How to create and query vector stores
Head to Integrations for documentation on built-in integrations with vectorstore providers.
One of the most common ways to store and search over unstructured data is to embed it and store the resulting embedding vectors, and then at query time to embed the unstructured query and retrieve the embedding vectors that are 'most similar' to the embedded query. A vector store takes care of storing embedded data and performing vector search for you.
Get started
This walkthrough showcases basic functionality related to VectorStores. A key part of working with vector stores is creating the vector to put in them, which is usually created via embeddings. Therefore, it is recommended that you familiarize yourself with the text embedding model interfaces before diving into this.

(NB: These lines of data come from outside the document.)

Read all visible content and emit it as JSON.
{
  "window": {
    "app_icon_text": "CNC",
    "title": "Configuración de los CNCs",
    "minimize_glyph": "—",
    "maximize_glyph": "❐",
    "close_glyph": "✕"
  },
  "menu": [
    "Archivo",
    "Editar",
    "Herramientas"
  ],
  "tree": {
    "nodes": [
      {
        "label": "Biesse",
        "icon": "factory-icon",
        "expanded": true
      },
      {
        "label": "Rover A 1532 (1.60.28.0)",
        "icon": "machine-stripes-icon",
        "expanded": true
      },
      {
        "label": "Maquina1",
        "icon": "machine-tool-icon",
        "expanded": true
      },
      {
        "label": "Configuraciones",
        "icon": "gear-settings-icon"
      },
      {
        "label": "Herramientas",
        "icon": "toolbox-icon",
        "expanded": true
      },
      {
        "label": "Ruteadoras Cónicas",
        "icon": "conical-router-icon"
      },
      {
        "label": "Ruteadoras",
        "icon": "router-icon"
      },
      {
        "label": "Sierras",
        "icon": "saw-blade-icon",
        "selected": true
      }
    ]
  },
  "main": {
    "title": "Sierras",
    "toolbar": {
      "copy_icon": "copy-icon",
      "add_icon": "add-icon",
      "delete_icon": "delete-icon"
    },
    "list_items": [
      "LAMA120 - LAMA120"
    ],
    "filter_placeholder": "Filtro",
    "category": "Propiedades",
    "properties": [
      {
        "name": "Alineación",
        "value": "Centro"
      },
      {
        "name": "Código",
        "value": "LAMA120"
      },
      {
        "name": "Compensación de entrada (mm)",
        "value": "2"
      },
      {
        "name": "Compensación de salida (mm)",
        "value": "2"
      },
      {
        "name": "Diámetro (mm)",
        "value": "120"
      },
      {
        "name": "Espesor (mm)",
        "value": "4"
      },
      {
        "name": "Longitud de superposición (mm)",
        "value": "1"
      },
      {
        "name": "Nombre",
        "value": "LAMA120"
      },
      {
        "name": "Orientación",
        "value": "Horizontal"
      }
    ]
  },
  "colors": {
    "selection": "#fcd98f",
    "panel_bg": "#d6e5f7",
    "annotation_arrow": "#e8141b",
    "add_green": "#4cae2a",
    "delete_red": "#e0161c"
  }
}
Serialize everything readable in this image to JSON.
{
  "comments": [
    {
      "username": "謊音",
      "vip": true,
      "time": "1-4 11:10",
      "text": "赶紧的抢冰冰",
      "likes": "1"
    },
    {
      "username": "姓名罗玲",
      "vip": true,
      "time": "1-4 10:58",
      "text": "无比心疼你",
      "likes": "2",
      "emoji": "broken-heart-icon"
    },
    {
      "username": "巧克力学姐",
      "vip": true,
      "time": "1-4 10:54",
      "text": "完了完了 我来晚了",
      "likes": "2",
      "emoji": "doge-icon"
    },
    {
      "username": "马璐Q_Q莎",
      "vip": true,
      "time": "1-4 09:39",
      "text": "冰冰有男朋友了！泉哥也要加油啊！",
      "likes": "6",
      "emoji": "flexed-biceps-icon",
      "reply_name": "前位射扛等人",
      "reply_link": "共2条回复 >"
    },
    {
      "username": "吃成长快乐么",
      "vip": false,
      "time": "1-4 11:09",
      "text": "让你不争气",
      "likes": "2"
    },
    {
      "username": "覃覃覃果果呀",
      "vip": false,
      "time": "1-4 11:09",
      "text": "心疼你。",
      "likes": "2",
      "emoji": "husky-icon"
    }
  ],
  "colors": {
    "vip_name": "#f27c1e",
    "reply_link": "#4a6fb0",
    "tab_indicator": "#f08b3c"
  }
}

This walkthrough uses a basic, unoptimized implementation called MemoryVectorStore that stores embeddings in-memory and does an exact, linear search for the most similar embeddings.
Usage
Create a new index from texts
- npm
- Yarn
- pnpm
npm install @langchain/openai
yarn add @langchain/openai
pnpm add @langchain/openai
import { MemoryVectorStore } from "langchain/vectorstores/memory";
import { OpenAIEmbeddings } from "@langchain/openai";
const vectorStore = await MemoryVectorStore.fromTexts(
["Hello world", "Bye bye", "hello nice world"],
[{ id: 2 }, { id: 1 }, { id: 3 }],
new OpenAIEmbeddings()
);
const resultOne = await vectorStore.similaritySearch("hello world", 1);
console.log(resultOne);
/*
[
Document {
pageContent: "Hello world",
metadata: { id: 2 }
}
]
*/
API Reference:
- MemoryVectorStore from
langchain/vectorstores/memory
- OpenAIEmbeddings from
@langchain/openai
Create a new index from a loader
import { MemoryVectorStore } from "langchain/vectorstores/memory";
import { OpenAIEmbeddings } from "@langchain/openai";
import { TextLoader } from "langchain/document_loaders/fs/text";
// Create docs with a loader
const loader = new TextLoader("src/document_loaders/example_data/example.txt");
const docs = await loader.load();
// Load the docs into the vector store
const vectorStore = await MemoryVectorStore.fromDocuments(
docs,
new OpenAIEmbeddings()
);
// Search for the most similar document
const resultOne = await vectorStore.similaritySearch("hello world", 1);
console.log(resultOne);
/*
[
Document {
pageContent: "Hello world",
metadata: { id: 2 }
}
]
*/
API Reference:
- MemoryVectorStore from
langchain/vectorstores/memory
- OpenAIEmbeddings from
@langchain/openai
- TextLoader from
langchain/document_loaders/fs/text
Here is the current base interface all vector stores share:
interface VectorStore {
/**
* Add more documents to an existing VectorStore.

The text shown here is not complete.